Have you ever said, "We've got a training problem," because someone wasn't doing what he or she was supposed to be doing? You're not alone. Managers everywhere send themselves and their associates to training programs such as, "How to Motivate Others," "Plant Safety, and "The Art of Delegation." There is nothing wrong with that, unless, of course, the training is viewed as the only possible solution—the quick fix.
The same managers often complain, a few months later, that the course didn't seem to change the associate’s behavior, even though the course appeared to have a good instructor and the right content.
Solutions to problems are like keys in locks: They don't work if they don't fit. Sometimes the solution is to provide information or techniques; if the employee doesn't have the knowledge, instruction is likely to help. But when a person does know how and still doesn't perform, you can teach until the end of time and not solve the problem. Here is a series of questions, offered by Robert F. Mager and Peter Ripe in their book, Analyzing Performance Problems—Or You Really Oughta Wanna' to help you determine the right solution the next time you are faced with a performance problem: Are they able? Is this performance discrepancy due to a skill deficiency?
This is a pivotal question all managers should ask themselves, before spending budget dollars on a training remedy.
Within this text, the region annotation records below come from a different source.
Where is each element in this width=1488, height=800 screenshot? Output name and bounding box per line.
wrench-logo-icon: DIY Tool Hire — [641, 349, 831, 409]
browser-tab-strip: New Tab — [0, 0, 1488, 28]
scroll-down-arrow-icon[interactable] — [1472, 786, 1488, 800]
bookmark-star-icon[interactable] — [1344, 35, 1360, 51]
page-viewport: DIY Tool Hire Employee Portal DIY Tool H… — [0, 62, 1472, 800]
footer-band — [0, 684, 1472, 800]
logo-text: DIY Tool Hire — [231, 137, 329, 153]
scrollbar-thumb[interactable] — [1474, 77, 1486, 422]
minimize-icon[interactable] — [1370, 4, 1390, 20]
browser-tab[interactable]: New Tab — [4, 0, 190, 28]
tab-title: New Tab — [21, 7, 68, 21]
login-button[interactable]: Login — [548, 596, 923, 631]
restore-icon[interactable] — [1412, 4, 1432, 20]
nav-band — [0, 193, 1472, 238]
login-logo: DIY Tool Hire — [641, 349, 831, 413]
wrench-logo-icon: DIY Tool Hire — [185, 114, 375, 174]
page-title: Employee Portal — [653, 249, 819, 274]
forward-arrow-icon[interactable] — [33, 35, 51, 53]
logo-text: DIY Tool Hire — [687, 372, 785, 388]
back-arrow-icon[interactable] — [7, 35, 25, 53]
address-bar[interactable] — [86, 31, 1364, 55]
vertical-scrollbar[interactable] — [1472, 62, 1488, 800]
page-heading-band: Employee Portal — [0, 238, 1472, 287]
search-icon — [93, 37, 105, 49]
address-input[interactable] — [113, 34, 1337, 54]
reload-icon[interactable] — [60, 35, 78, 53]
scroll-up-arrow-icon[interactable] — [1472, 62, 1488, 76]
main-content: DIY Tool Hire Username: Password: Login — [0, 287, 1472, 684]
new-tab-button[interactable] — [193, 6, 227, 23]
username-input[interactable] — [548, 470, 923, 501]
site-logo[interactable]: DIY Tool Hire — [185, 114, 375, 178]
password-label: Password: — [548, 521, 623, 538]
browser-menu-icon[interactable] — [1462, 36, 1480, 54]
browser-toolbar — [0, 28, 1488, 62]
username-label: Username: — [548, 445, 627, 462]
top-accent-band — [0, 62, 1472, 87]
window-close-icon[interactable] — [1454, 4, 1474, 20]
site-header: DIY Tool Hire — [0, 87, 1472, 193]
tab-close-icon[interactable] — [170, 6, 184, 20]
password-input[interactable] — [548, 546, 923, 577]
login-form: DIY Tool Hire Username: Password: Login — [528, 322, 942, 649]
Another way to ask yourself this question is, "If the person knew they were going to be fired without it, would they still be unable to perform the task?" If there is a genuine skill deficiency, then you could consider training as a primary solution. If a skill has never been learned, or has been learned in the past but forgotten, training with on-the-job practice and feedback is an appropriate solution. Sometimes a simpler solution, like providing a procedures checklist, or arranging on-the-job training will work satisfactorily.
Are they willing?
If you have determined that the person could do it if he or she wanted to, you will need to ask a different set of questions. Obviously, training someone to do something they already know how to do doesn't make much sense.
There are four main causes of this particular kind of non-performance:
1. It is punishing to perform as desired;
2. It is rewarding to perform other than as desired;
3. It simply doesn't matter whether performance is as desired;
4. There are obstacles to performing as desired.
Let's look at each one. Is the desired performance punishing?
People learn to avoid things that cause pain. An example of this is, "You did such a good job on that report, I'm going to let you do all of them from now on." If people feel that they will be punished, if they perform as you desire, they will avoid doing it your way whenever they can.
The key is that it's not your view of the outcome that's important here. You must look through the eyes of the other person and ask yourself, "How might he or she see the consequences of doing it?"
The answer may strike you as ridiculous, but you had better take it seriously. Consider the "rate buster" in industry who turns out more work than anyone else. It is likely that the resulting hostility from his or her peers will be perceived as punishment for performance, and he or she will slow down to the level of the group. If you think your associates aren't performing because to do so leads to unpleasant results (from their point of view), try to find ways to reduce or eliminate the negative effects and to create or increase desirable consequences.
Is non-performance rewarding?
The idea here is to examine the payoff for their behavior. For example, some people have learned not to stick their necks out more than they have to. Their problem is often seen as a reluctance to take responsibility. These may be people who have repeatedly been raked over the coals for wrong decisions. They have learned to avoid that unpleasantness—and protect their careers—by making very few decisions. Or, perhaps they had a micromanager who wanted to do everything himself, so they gave up trying.
When you hear things like: "He's not ambitious," "He doesn't care," or "She procrastinates," look further, to see if there is some payoff for non-performance.
Does performing really matter?
Sometimes a problem persists because it simply doesn't matter whether or not the employee performs. If there is nothing to make it worth doing, it will tend not to get done. Late or sloppy reports often result from this lack of consequences—“Does anyone even read this report?” Make it matter.
Are there obstacles to performing?
Sometimes things like working conditions, how the work is structured, or the reporting relationships, can be the problem. For instance, employees with multiple bosses will tell you how it can affect their performance when they are given multiple, or conflicting, directions.
The obstacle to the desired performance may even lie with you. If you don't explicitly tell your associates what is expected of them, and give them regular feedback on their performance, you may be the biggest obstacle to their success. Besides a lack of information, look for the lack of authority, lack of time, poor equipment or uncomfortable surroundings.
Finally, use training programs wisely. They can only be a solution if they address the right problem. Examine the payoffs and punishments behind the problem performance.